Des personnages absents
Ce point précis est sûrement très discutable. Miséricorde nous donnent à voir des personnages plutôt imperméables, et disons-le, plutôt assez chiants. Félix Kysyl est certes, mignon, mais c’est à se demander s’il sait sourire. Et c’est pareil pour tout le monde. Aussi bien Catherine Frot (Un air de famille, Le Dîner de Con), David Ayala (D’argent et de sang) que Jean-Baptiste Durand (Chien de la casse) nous donne cette impression de ne pas savoir sur quel pied danser. Ce malaise apparent paraît dans un premier temps lié à l’absence de musique sur toute la durée du film. Sans accroche sonore, on ne peut que voir le visage lisse des personnages. On est donc confronté directement au regard vide de Kysyl.

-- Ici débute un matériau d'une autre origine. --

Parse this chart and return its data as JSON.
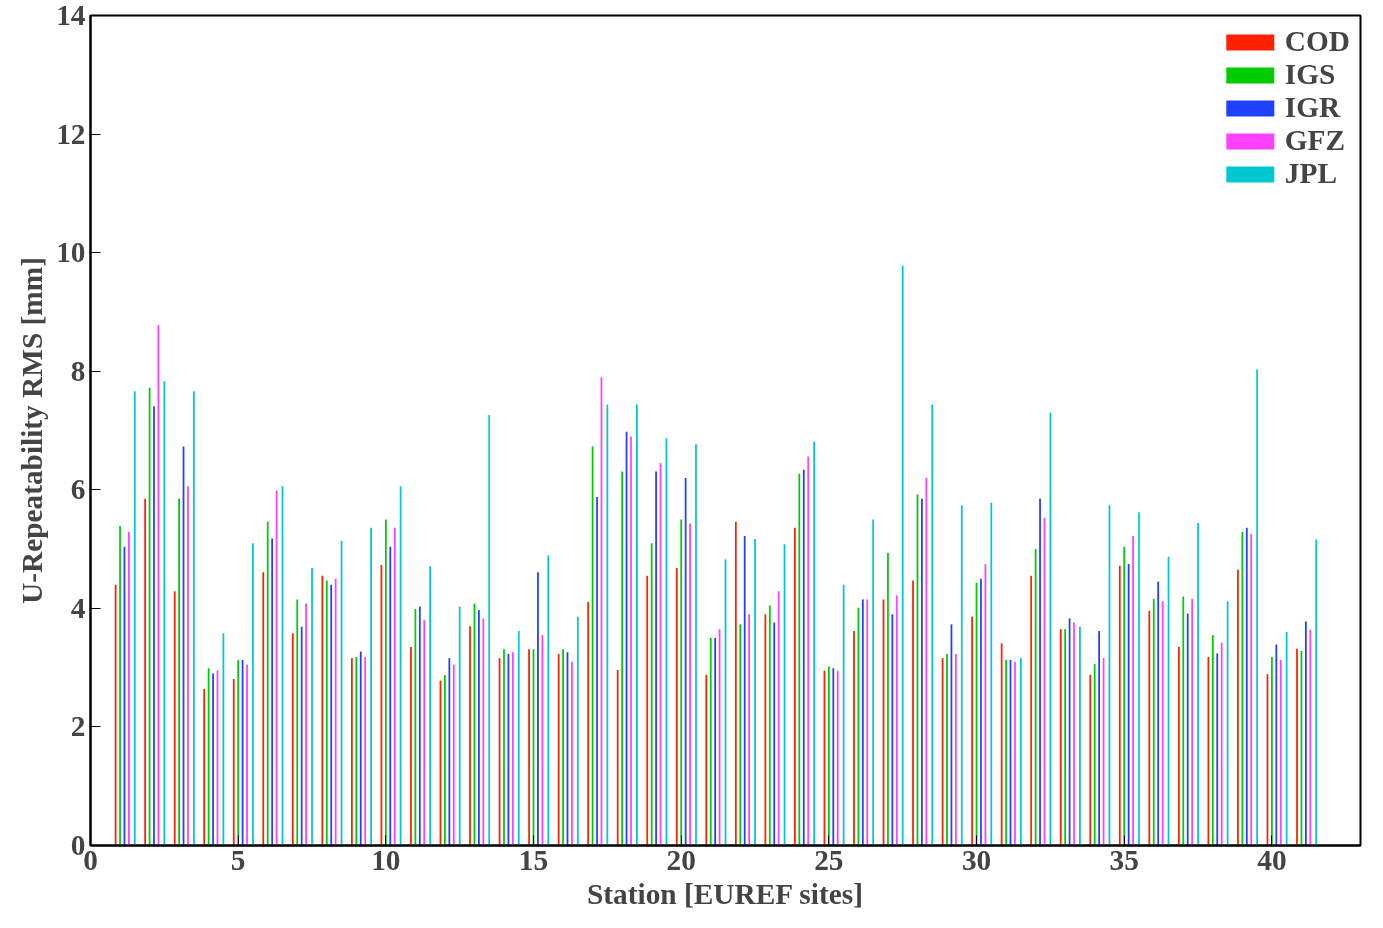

Miséricorde se construit sur ce balancier constant, entre gêne et incompréhension de ce qui est en train de se passer. Peut-être qu’Alain Guiraudie s’adresse à un public particulier. Cela dit, quand on arrive pas à se plonger dans cette forme de polar grinçant, le résultat n’est pas des plus satisfaisant. Prenons par exemple, Catherine Frot, nommée cette année au Césars dans la catégorie de la meilleure actrice dans un second rôle. Sa présence, si elle n’est certes pas constante, pose question. Elle n’a que peu, voire pas du tout d’émotion. Comme un espèce de robot, elle est difficile à appréhender. Exactement comme tous les autres ! On ne s’attache à aucun d’entre eux et on est spectateur distant de la jalousie qui vient pourrir les relations de ce petit village.

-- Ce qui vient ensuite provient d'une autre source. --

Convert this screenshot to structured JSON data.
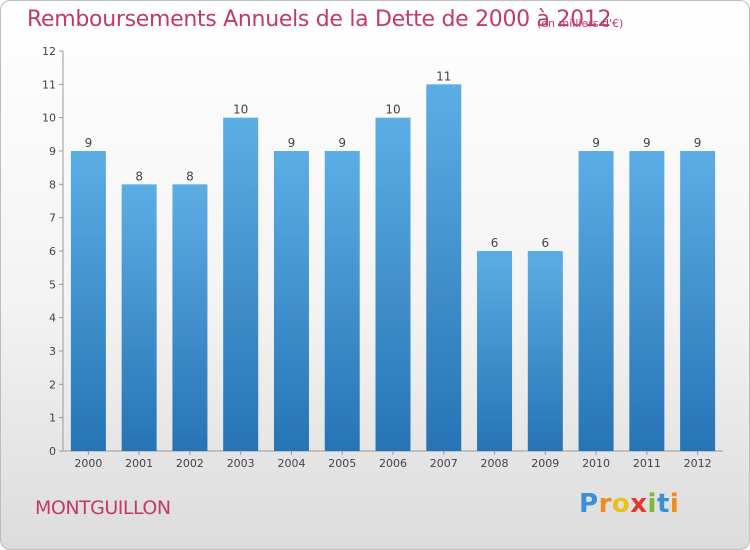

Où tout le monde aime tout le monde
Le seul qui, dans son étrangeté, paraît pour le moins normal (et c’est d’ailleurs bien triste) c’est Philippe Griseul. Curé du village, le personnage de Jacques Develay (Baron Noir) coche toutes les cases du vieux auprès de qui on a pas trop envie de s’attarder. Pourtant, au fur et à mesure du film, on se dit qu’ils sont au final tous totalement tarés. Et ce bon vieux curé en ressort comme étant sûrement le plus censé. C’est peut-être avec ce personnage que le titre du film prend tout son sens. Philippe Griseul est en effet le seul à faire preuve d’une forme de miséricorde… Si on peut appeler ça comme ça. Dans ce village ou tout le monde aime tout le monde, le moindre silence est en réalité très ambigu.

Pour un public connaisseur de la filmographie de Guiraudie, l’homosexualité est un sujet fréquemment abordé par le cinéaste. Et dans Miséricorde, cette thématique s’y dissémine. Très doucement, la question des préférences sexuelles de Jérémie est introduite jusqu’à prendre toute la place. Des questions viennent se poser parce qu’on ne comprend pas tout. Jérémie regarde la photo d’un adulte torse nu, on lui demande s’il l’aime toujours. Le plan suivant, il est dans les bras d’une femme, celui d’après, il se glisse dans le marcel crade d’un de ses amis et lui confie son désir. Et puis les uns et les autres commencent à déclarer leur flamme, et on en vient à se demander si les personnages n’auraient pas en réalité une envie de sexe collectif.
Miséricorde est un film très particulier. Alain Guiraudie nous propose une histoire sombre qui se refuse à se laisser décoder. Le tout sur la toile de fond d’une forêt magnifiquement filmée.
Miséricorde d’Alain Guiraudie est disponible en Blu-Ray & DVD depuis le 4 mars 2025
Avis
Aussi gênant que dérangeant après avoir vu Miséricorde d’Alain Giraudie, on ne sait pas réellement comment se positionner. Difficile de dire si on apprécie vraiment ce film tant l’expérience est particulière.